Dyno Therapeutics, a genetic technologies company focused on applying Artificial Intelligence (AI) to advance in vivo gene delivery, has launched of two new Adeno-Associated Virus (AAV) gene delivery capsids designed for Central Nervous System (CNS) and muscle-targeted therapies. The company also revealed updated in vivo data for its previously released capsids, Dyno-yp2 for CNS delivery and Dyno-bn8 for muscle delivery, during its Scientific Symposium at the 29th Annual Meeting of the American Society of Gene and Cell Therapy.

The newly launched capsids were developed using Dyno’s AI-powered platform, which integrates advanced AI agents and foundation models with large-scale biological datasets to accelerate the development of genetic medicines. According to the company, the platform has been trained on billions of in vivo non-human primate measurements, enabling the engineering of AAV capsids with improved tissue selectivity, liver detargeting, cross-species translatability and manufacturability.

Efficient and selective gene delivery remains one of the major challenges in gene therapy, particularly as many therapies require high doses that can increase safety risks, raise treatment costs and restrict broader patient access.

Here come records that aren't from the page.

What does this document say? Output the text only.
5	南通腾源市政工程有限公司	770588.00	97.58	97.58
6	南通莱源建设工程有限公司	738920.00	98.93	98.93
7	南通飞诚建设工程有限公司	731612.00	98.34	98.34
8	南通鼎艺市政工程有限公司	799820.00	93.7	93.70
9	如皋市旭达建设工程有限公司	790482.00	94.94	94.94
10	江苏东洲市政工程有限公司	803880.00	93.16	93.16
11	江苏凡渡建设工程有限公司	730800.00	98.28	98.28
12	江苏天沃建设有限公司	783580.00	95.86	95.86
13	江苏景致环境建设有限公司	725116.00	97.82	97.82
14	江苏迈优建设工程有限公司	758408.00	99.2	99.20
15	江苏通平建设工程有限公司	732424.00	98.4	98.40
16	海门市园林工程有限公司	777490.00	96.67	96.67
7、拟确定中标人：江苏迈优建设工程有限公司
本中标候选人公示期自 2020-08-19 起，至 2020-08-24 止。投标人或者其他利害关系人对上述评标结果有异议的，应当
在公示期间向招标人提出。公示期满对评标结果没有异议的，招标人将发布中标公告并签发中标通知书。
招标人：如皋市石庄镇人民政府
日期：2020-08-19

Dyno said its AI-driven approach aims to address these limitations by creating delivery vectors with improved performance and scalability.

Commenting on the development, Eric Kelsic, Chief Executive Officer and Co-Founder, Dyno Therapeutics, said, “Each newly launched capsid demonstrates the company’s ability to combine deep biological understanding with large-scale in vivo experimentation and advanced AI-based protein design. Dyno’s growing portfolio provides partners with greater flexibility and confidence in identifying suitable delivery vectors for gene therapy programmes.

Among the key launches, Dyno introduced Dyno-9zh, an AAV capsid engineered for efficient blood-brain barrier crossing and widespread CNS transduction following intravenous administration across humans, non-human primates and mice. The capsid is designed to bind to human alkaline phosphatase and showed strong cross-species performance in preclinical studies.

According to the company, Dyno-9zh demonstrated CNS transduction efficiency and liver detargeting comparable to TTM-027 in non-human primates, while delivering nearly twice the CNS transduction efficiency in mice. At a dose of 3×10¹³ vg/kg, the capsid achieved broad transduction across the brain and spinal cord in non-human primates, including transduction of up to 50 percent of neurons in the premotor cortex.

The company also reported significantly lower liver biodistribution compared to AAV9 in both non-human primates and mice, potentially reducing off-target effects and safety concerns. In addition, Dyno-9zh is compatible with existing AAV9 production processes, supporting scalable and cost-effective manufacturing.

Dyno Therapeutics said the continued expansion of its AI-engineered capsid portfolio reflects growing momentum in the use of computational biology and machine learning to improve the precision, safety and accessibility of next-generation gene therapies.